The main difference between equity and liabilities is that liabilities have been placed at the disposal of the individual for a specified period of time. The return of liabilities results in a reduction of the entity's property resources, but the consequence of using foreign capital should, as a rule, generate higher profits and, consequently, increase in assets.

Equity - distribution

Equity is indefinite, interest-free, is a safe source of financing, has a beneficial effect on the financial liquidity of the entity and protects the return of creditors' capital. In the event of losses in the enterprise, the value of equity capital decreases, and in the event of bankruptcy or liquidation, the owners' claims are settled last.

The following components of equity capital have been distinguished in the balance sheet:

  • share capital,

  • reserve capital,

  • revaluation reserve,

  • other reserve capitals,

  • Profit (loss) from previous years,

  • net profit (loss),

  • write-offs from net profit during the financial year.

Art. 14 of the Code of Commercial Companies

A non-transferable right or performance of work or services cannot be the subject of a contribution to a capital company”.

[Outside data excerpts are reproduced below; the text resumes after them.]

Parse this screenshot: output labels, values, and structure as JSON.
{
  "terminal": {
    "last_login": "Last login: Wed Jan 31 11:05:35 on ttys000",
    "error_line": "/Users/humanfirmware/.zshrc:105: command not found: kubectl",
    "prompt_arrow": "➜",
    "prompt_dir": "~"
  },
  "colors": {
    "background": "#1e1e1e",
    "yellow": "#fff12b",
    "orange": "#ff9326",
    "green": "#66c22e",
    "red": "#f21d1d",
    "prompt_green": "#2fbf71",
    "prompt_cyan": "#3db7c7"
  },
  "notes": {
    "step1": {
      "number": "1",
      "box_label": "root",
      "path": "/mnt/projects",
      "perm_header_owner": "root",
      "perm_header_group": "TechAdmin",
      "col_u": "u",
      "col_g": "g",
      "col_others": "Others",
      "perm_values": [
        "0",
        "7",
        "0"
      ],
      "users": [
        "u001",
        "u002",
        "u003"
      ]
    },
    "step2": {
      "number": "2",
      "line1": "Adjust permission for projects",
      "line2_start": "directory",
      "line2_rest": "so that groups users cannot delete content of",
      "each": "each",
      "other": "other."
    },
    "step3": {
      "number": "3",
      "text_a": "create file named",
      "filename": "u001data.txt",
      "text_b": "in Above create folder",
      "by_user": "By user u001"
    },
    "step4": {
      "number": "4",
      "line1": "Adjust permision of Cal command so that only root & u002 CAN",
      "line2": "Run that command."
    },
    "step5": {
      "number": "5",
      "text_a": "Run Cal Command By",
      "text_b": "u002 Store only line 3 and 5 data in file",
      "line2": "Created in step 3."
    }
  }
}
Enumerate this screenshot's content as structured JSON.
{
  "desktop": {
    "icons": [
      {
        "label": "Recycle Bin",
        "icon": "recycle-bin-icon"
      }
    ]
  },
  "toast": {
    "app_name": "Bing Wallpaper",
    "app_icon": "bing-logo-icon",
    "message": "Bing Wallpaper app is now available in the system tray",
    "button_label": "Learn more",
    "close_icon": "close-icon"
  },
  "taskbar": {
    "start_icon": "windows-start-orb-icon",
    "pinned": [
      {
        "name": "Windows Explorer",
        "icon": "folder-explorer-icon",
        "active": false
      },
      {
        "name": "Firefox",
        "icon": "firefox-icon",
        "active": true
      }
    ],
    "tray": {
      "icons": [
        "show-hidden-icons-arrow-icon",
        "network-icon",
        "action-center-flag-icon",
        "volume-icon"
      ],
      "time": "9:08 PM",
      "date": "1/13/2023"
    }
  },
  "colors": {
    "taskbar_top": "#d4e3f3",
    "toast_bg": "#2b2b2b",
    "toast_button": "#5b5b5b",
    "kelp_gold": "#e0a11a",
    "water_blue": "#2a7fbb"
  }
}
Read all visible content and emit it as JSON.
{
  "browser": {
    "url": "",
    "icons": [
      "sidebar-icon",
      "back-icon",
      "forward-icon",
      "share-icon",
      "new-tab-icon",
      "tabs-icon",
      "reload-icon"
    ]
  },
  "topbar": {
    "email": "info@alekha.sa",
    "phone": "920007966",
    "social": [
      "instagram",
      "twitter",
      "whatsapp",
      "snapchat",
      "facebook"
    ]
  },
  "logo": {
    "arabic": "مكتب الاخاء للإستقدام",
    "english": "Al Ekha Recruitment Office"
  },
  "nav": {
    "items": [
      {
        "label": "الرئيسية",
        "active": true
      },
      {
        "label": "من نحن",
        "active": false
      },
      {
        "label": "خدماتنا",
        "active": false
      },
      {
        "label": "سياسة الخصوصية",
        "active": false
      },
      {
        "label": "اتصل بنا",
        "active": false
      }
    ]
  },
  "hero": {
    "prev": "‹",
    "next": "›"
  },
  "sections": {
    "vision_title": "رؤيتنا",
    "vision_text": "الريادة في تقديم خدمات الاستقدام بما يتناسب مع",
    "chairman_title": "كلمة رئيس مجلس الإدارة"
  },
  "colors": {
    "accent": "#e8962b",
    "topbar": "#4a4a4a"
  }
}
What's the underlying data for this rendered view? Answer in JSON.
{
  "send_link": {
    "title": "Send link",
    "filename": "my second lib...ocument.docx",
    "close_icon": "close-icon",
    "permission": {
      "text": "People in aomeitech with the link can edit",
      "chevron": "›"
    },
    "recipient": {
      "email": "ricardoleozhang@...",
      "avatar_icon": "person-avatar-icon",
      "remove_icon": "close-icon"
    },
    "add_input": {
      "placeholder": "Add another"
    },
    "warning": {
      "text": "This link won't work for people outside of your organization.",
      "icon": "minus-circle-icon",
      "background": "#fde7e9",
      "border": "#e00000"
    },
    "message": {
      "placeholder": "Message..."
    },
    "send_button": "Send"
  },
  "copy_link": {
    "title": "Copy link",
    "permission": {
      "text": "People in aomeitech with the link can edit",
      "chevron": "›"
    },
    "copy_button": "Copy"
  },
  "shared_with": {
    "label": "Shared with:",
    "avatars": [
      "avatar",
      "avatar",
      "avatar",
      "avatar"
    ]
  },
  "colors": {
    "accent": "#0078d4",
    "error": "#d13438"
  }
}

Internal equity includes contributions, profit, depreciation write-offs or the sale of assets, while external equity includes subsidies of partners or shareholders and the issue of shares. Start a free 30-day trial period with no strings attached!

Foreign capital in the enterprise

Foreign capital is timely and interest bearing, it is a flexible source of financing, it improves financial liquidity, and at the same time makes the company dependent on creditors and carries a certain risk of bankruptcy of the entity. In the event of bankruptcy or liquidation, the creditors' claims are met in the first place.

Foreign capital is always external in nature, as it is funds obtained from third parties who are not owners or shareholders of the enterprise. External foreign capital includes various types of loans, borrowings, debt securities, leasing, factoring, grants and subsidies or aid funds.

We divide external capital according to the maturity date into:

  • long-term - maturity over a year.

  • short-term - maturity less than one year.